Latest figures indicate Australia’s headlining rate of inflation slowed to 0.4% for December. Subsequently, this result was 0.3% lower than the expected 0.7% recorded in the September quarter. Furthermore, yearly data also missed Reserve Bank targets of 1.5%.
On the other hand, average core inflation, which strips out any volatile markets, also stayed low at just 0.4%. Nevertheless, economists hoped for 0.5% for the month. Also, annual core inflation increased to 1.5%. But, this rate was less than the economists anticipated.
As a result of low inflation, economists now suggest Australians will not see an official cash rate rise before this Christmas. However, this does not prevent lenders from making independent rises, as they have done in the past.
After the release of data, the Australian dollar nosedived by 0.6% to US75.37c. Thus, the Aussie dollar was the most underperforming currency in the market at this time. Over the past month, the Australian dollar was amongst the stronger currencies, hitting a high of US76.09c. Nonetheless, but iron ore prices were also higher. Consequently, financial experts say that the RBA will have a tough time getting inflation back to its 2-3% benchmark.
Besides, with the housing market remaining steady, it is unlikely that the RBA will move rates in the near future. In fact, CoreLogic RP Data’s latest report, capital city dwelling values have surged by 10.9% over the 2016 calendar year. Accordingly, December 2016 capital city values rose by 1.4% including capital gains and gross rental yields. As an asset class, housing returned an annual rate of 14.7% over the capital cities.
Capital city growth rates, according to CoreLogic, are also showing signs of divergence, where dwelling types have vastly different results. For instance, over the past 12-months, some values in capital cities have risen by 11.6%. Although, units have only risen by 5.9%. This divergence is more profound in Brisbane and Melbourne, where unit oversupply has eroded buyer confidence.
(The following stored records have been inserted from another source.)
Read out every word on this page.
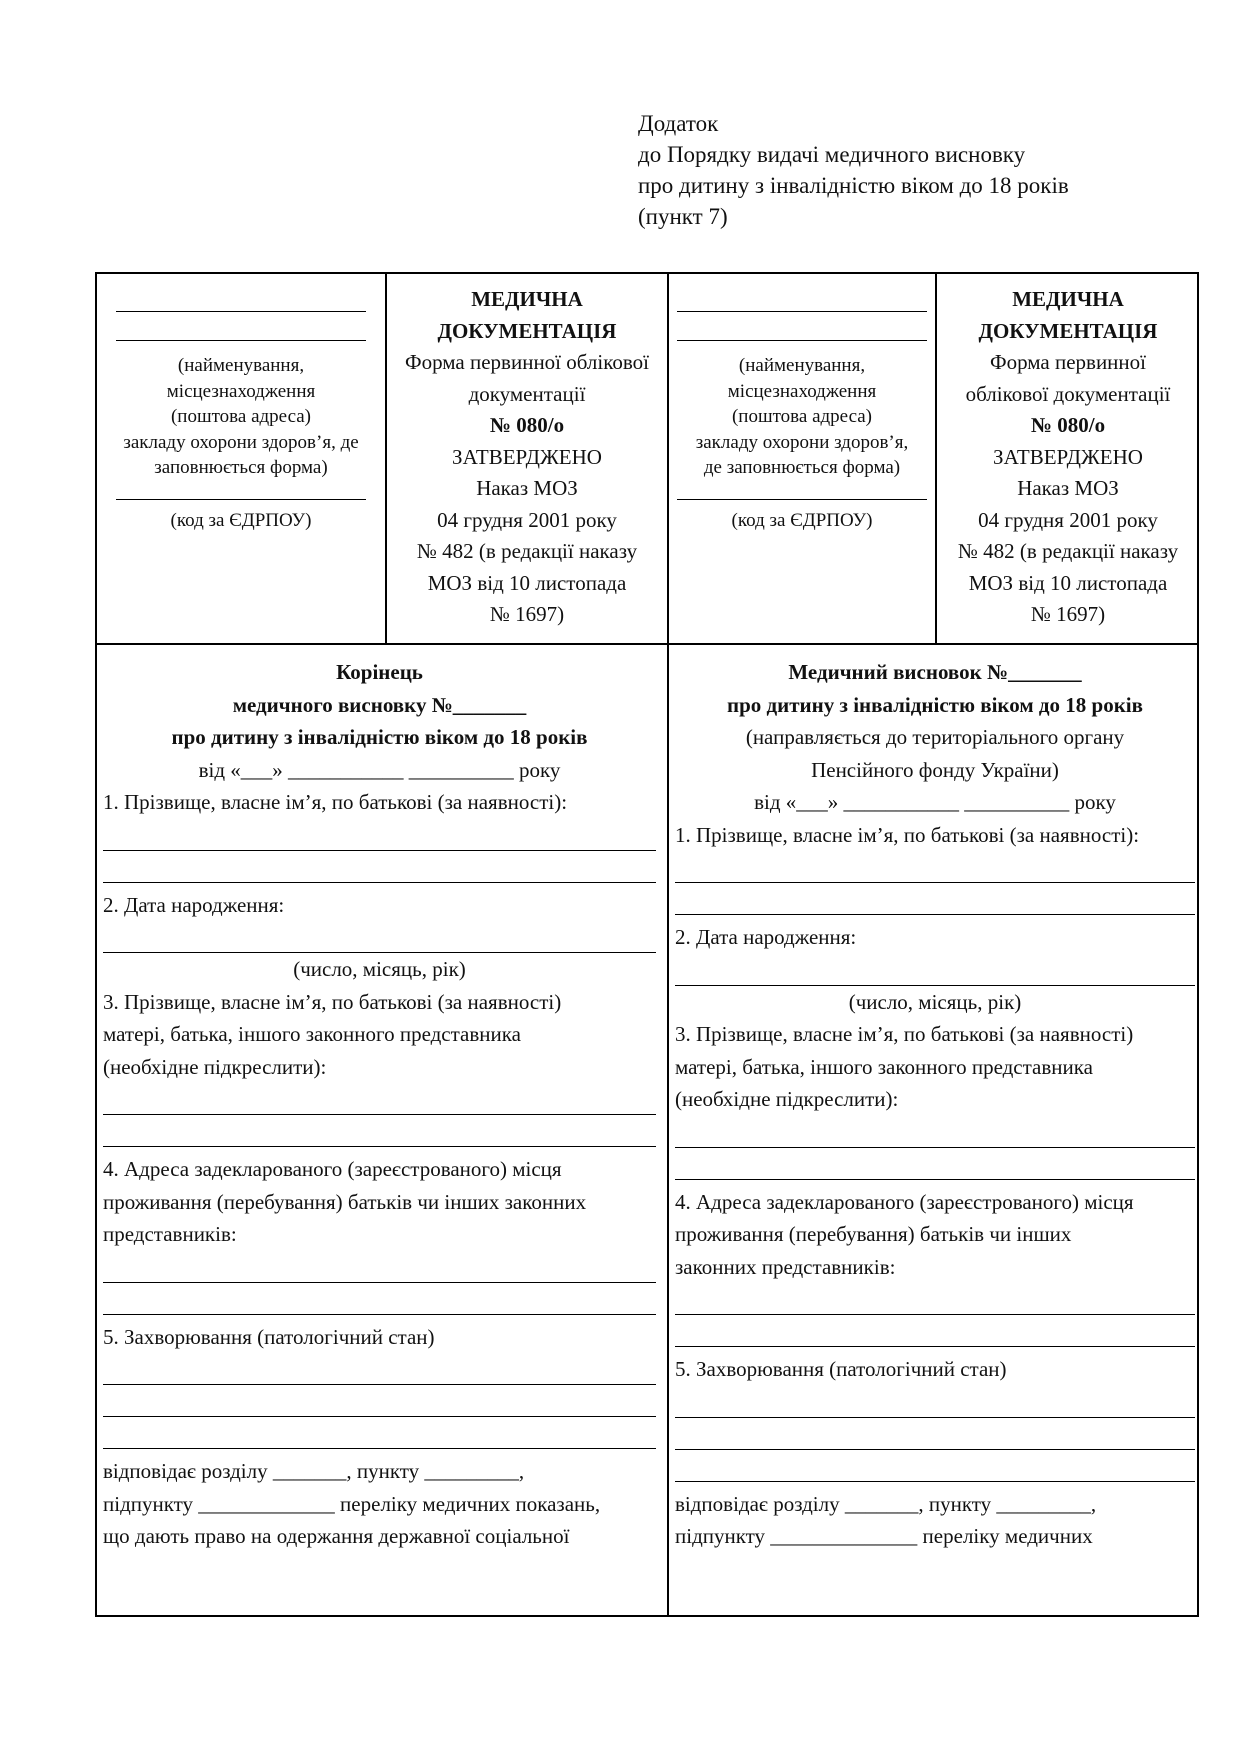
Додаток
до Порядку видачі медичного висновку
про дитину з інвалідністю віком до 18 років
(пункт 7)
(найменування,
місцезнаходження
(поштова адреса)
закладу охорони здоров’я, де
заповнюється форма)
(код за ЄДРПОУ)
МЕДИЧНА
ДОКУМЕНТАЦІЯ
Форма первинної облікової
документації
№ 080/о
ЗАТВЕРДЖЕНО
Наказ МОЗ
04 грудня 2001 року
№ 482 (в редакції наказу
МОЗ від 10 листопада
№ 1697)
(найменування,
місцезнаходження
(поштова адреса)
закладу охорони здоров’я,
де заповнюється форма)
(код за ЄДРПОУ)
МЕДИЧНА
ДОКУМЕНТАЦІЯ
Форма первинної
облікової документації
№ 080/о
ЗАТВЕРДЖЕНО
Наказ МОЗ
04 грудня 2001 року
№ 482 (в редакції наказу
МОЗ від 10 листопада
№ 1697)
Корінець
медичного висновку №_______
про дитину з інвалідністю віком до 18 років
від «___» ___________ __________ року
1. Прізвище, власне ім’я, по батькові (за наявності):
2. Дата народження:
(число, місяць, рік)
3. Прізвище, власне ім’я, по батькові (за наявності)
матері, батька, іншого законного представника
(необхідне підкреслити):
4. Адреса задекларованого (зареєстрованого) місця
проживання (перебування) батьків чи інших законних
представників:
5. Захворювання (патологічний стан)
відповідає розділу _______, пункту _________,
підпункту _____________ переліку медичних показань,
що дають право на одержання державної соціальної
Медичний висновок №_______
про дитину з інвалідністю віком до 18 років
(направляється до територіального органу
Пенсійного фонду України)
від «___» ___________ __________ року
1. Прізвище, власне ім’я, по батькові (за наявності):
2. Дата народження:
(число, місяць, рік)
3. Прізвище, власне ім’я, по батькові (за наявності)
матері, батька, іншого законного представника
(необхідне підкреслити):
4. Адреса задекларованого (зареєстрованого) місця
проживання (перебування) батьків чи інших
законних представників:
5. Захворювання (патологічний стан)
відповідає розділу _______, пункту _________,
підпункту ______________ переліку медичних
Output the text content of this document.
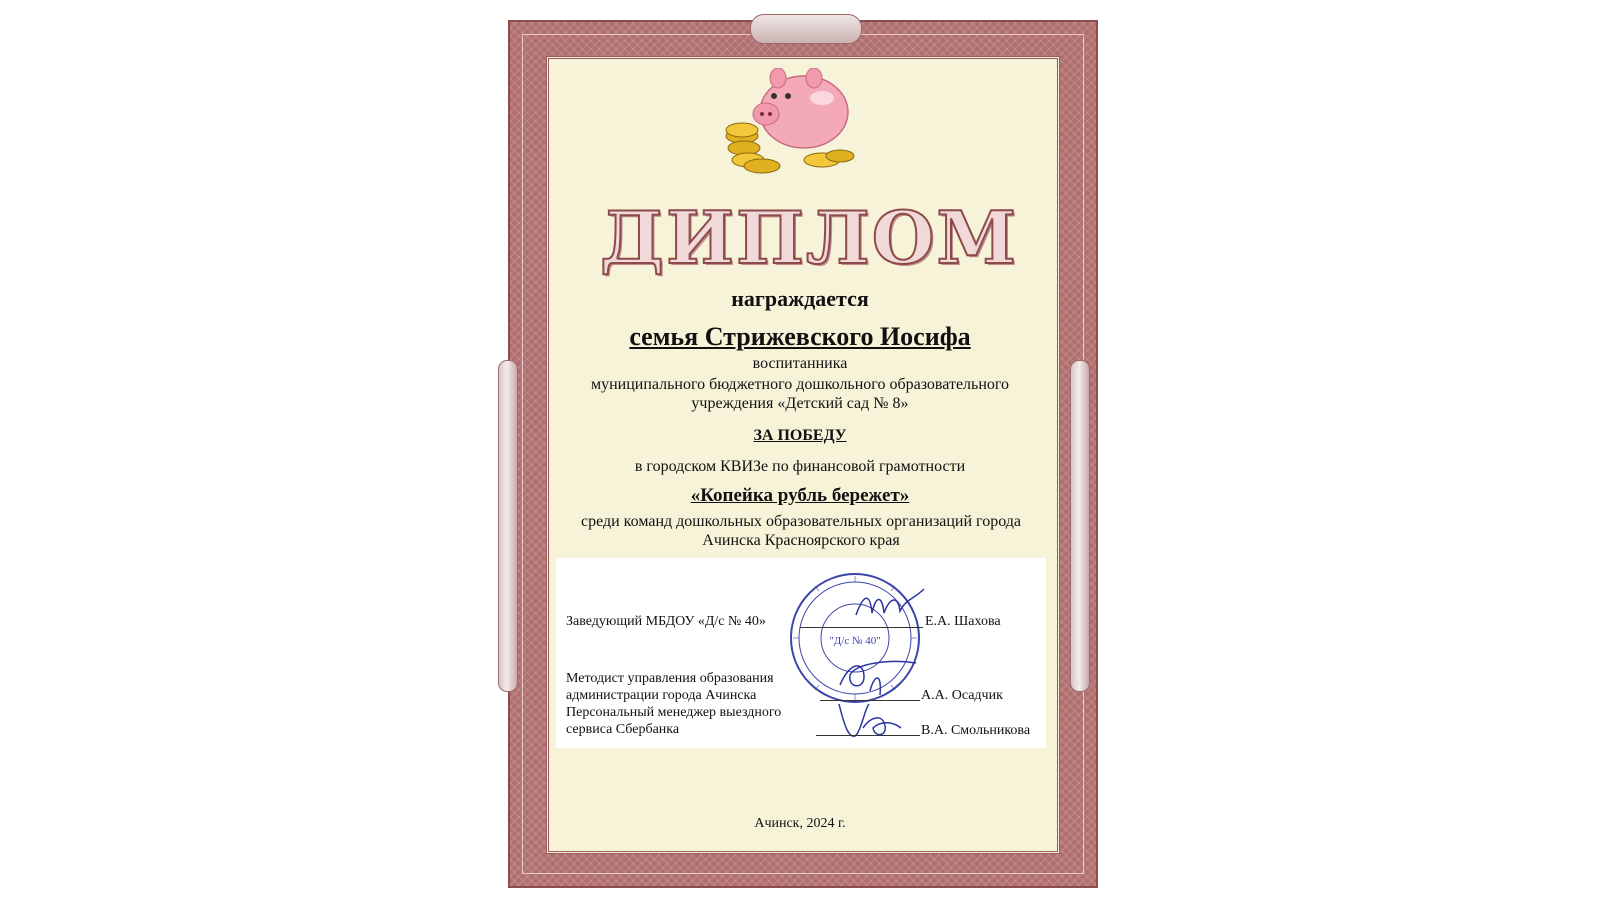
ДИПЛОМ
награждается
семья Стрижевского Иосифа
воспитанника
муниципального бюджетного дошкольного образовательного
учреждения «Детский сад № 8»
ЗА ПОБЕДУ
в городском КВИЗе по финансовой грамотности
«Копейка рубль бережет»
среди команд дошкольных образовательных организаций города
Ачинска Красноярского края
"Д/с № 40"
Заведующий МБДОУ «Д/с № 40»	Е.А. Шахова
Методист управления образования администрации города Ачинска	А.А. Осадчик
Персональный менеджер выездного сервиса Сбербанка	В.А. Смольникова
Ачинск, 2024 г.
Hence, over the year, Melbourne home values have risen by 5.1%, while unit values have only risen 1.7%. Brisbane home values, on the other hand, rose 4.0% over the year, but unit values fell by 0.2%.
The regional housing market in Australia recorded a growth of 2.8% over combined markets. Therefore, New South Wales was the strongest regional market. In this state, Non-capital city house values increased by 7.3% over 12-months, while other states rose 1%. Regional Western Australia, however, declined by 7% in value.
Many economists suggest that the RBA will remain on hold for much of 2017. However, with such a low level of inflation, the RBA may be forced to make another rate cut if there’s no sign of improvement. A cut will occur, say economists, so unemployment rates remain steady as these will rise as economic growth slows. If a further rate cut occurs, economists indicate this reduction will be in May.
Despite this, lenders may raise fixed rate home loans higher. Plus, there is also suggestions that interest-only loans will rise over the coming months.